Знамение пути - Семенова Мария Васильевна. Страница 22
Он собирался наконец-то навестить родной остров, которого не видал уже очень давно, с самого времени переезда на Берег. Но и Галирад был ему городом в некотором роде не чужим: как же не заехать туда?
В сольвеннской столице его принимали по-родственному. Ещё бы, ведь кнес Глузд Несмеянович до сих пор числился ему законным тестем, да и молодая кнесинка Эртан с теплотой вспоминала замок Стража Северных Врат и то, как справедливое письмо кунса защитило походников от навета… Вот и вышло, что Винитар стоял на причале, наблюдая, как его «косатка» грузилась припасами для дальнего плавания, и тут к нему подошёл человек.
«Святы Близнецы, чтимые в трёх мирах… Ты, верно, кунс Винитар с острова Закатных Вершин, сын Винитария Людоеда?»
Он обернулся и тут же признал в незнакомом человеке, во-первых, жреца Богов-Близнецов, а во-вторых, своего соплеменника.
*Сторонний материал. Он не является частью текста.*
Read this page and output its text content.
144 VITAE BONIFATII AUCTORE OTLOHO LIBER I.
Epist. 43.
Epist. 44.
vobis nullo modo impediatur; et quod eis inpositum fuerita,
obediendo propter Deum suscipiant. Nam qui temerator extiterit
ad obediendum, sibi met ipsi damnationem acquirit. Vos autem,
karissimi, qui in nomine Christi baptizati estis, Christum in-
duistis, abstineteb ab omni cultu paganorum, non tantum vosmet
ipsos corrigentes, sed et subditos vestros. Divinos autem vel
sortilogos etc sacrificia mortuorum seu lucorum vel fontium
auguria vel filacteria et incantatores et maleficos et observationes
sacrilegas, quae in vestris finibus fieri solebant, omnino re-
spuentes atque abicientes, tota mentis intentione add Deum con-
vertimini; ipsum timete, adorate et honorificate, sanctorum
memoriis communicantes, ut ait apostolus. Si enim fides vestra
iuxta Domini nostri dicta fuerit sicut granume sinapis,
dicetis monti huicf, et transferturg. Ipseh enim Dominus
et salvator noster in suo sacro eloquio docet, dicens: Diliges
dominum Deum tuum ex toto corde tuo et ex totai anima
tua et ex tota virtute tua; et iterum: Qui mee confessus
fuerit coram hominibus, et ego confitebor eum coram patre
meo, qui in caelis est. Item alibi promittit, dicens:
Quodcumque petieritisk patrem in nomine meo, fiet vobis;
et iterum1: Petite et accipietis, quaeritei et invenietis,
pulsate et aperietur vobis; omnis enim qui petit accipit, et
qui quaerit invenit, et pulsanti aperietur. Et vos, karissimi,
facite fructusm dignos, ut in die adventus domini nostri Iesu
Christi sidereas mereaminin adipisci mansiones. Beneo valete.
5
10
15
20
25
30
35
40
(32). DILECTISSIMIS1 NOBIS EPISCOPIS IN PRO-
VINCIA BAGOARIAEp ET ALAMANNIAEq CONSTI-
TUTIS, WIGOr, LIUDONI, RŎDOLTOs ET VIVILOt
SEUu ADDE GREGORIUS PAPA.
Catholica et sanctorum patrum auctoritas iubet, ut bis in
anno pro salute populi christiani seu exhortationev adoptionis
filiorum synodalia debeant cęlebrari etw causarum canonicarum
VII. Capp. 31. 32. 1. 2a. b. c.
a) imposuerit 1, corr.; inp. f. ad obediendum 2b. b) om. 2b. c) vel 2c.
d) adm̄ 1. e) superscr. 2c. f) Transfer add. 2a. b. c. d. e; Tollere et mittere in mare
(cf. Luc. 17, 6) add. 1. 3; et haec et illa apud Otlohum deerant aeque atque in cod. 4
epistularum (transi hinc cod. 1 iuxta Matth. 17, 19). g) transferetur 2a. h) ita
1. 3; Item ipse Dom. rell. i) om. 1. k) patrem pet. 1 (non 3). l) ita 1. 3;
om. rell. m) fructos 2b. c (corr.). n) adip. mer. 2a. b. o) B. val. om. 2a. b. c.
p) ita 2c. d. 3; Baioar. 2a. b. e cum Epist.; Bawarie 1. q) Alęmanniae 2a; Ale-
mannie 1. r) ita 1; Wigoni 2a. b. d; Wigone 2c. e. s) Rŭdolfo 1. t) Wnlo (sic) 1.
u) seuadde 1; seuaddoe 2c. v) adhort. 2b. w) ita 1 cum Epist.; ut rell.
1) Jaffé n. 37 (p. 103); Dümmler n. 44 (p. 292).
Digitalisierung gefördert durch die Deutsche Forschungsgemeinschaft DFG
Именно во-вторых. Вера Близнецов учила не делать различий между племенами, и потому самые рьяные её приверженцы напрочь оставляли обычаи родной старины, предпочитая двуцветные красно-зелёные одеяния, носимые во имя путей божественных Братьев. Однако выговора не скроешь – как и черт лица, присущих лишь коренным выходцам с Островов.
«Так меня вправду кое-кто называет, – неохотно отвечал Винитар. – А ты кто таков и что тебе надо?»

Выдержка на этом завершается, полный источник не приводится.